Le gouvernement Couillard atteint dans cette affaire des sommets d’étourderie et d’irresponsabilité.
Le Québec à genoux
Non seulement est-il à genoux devant les pétrolières mais il rampe aussi devant le gouvernement fédéral au nom d’une unité canadian qui n’a rien à faire de la salubrité de nos habitats halieutiques, de la pureté de notre eau potable, de la beauté majestueuse de nos sites touristiques, de cette faune aviaire fabuleuse et, certainement, de la survivance de notre nation. Philippe Couillard use de l’argument de la péréquation pour nous faire accepter de renoncer à notre bien. Quel argument fallacieux! Quelle supercherie que cette péréquation qui n’est que structurelle et qui n’est en réalité que la résultante d’une économie canadian qui s’échafaude au détriment de celle du Québec. Le mal hollandais, vous connaissez? Il a été démontré mille fois que sans le Canada l’économie québécoise aurait bien davantage de mordant que ce que nous procure la sacro-sainte péréquation.

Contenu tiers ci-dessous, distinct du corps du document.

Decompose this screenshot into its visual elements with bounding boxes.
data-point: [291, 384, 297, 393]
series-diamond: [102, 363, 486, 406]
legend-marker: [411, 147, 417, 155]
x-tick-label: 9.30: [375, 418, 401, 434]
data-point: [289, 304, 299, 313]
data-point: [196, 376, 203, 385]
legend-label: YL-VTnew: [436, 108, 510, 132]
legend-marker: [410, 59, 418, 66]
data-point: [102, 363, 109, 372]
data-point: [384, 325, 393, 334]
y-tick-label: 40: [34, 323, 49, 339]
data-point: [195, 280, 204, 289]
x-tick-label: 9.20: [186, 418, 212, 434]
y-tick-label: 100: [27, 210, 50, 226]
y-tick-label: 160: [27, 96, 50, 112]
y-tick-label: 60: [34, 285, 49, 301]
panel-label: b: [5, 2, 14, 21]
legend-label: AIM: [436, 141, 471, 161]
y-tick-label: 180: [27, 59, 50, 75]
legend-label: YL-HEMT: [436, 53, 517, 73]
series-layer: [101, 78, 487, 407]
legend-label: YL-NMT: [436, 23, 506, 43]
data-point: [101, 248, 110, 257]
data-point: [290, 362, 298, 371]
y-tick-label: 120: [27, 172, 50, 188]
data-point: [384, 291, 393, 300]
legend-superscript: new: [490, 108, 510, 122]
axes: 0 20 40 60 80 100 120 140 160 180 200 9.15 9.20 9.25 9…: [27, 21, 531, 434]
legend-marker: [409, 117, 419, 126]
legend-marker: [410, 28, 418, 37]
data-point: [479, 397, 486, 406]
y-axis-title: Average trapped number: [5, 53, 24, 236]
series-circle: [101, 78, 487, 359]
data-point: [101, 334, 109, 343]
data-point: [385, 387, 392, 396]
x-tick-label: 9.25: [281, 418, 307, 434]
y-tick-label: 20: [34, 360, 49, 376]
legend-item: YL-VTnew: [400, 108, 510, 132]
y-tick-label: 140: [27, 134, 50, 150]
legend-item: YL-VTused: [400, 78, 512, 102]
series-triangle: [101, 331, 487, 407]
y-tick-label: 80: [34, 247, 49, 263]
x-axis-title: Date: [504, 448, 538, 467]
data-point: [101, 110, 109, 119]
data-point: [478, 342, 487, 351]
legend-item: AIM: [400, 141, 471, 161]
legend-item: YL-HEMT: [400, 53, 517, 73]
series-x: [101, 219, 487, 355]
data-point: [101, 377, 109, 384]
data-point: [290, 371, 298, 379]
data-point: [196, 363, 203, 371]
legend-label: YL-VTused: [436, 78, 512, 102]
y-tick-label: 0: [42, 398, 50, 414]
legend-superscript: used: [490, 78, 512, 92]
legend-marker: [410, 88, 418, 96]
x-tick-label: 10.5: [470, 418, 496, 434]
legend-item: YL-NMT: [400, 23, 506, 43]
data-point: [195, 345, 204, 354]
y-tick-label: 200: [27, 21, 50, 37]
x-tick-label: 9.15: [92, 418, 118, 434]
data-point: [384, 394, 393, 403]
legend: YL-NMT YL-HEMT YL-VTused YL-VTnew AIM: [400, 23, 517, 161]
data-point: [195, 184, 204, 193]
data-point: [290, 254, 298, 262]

Combien de temps allons-nous endurer cette humiliation? Comment de temps tolérerons-nous que notre gouvernement du Québec se mette au service de ceux qui n’ont cure de notre réalité et de notre bien-être? Heureusement que l’opposition à ce projet s’organise; nous l’avons vu à Cacouna et à Sorel-Tracy récemment. Nous le voyons dans les journaux. Ce n’est qu’un début, j’ose croire. Il faut entraver de nos corps ce projet destructeur et menaçant.
Voilà où nous en sommes. Voilà ce que c’est que de ne pas être maîtres chez soi.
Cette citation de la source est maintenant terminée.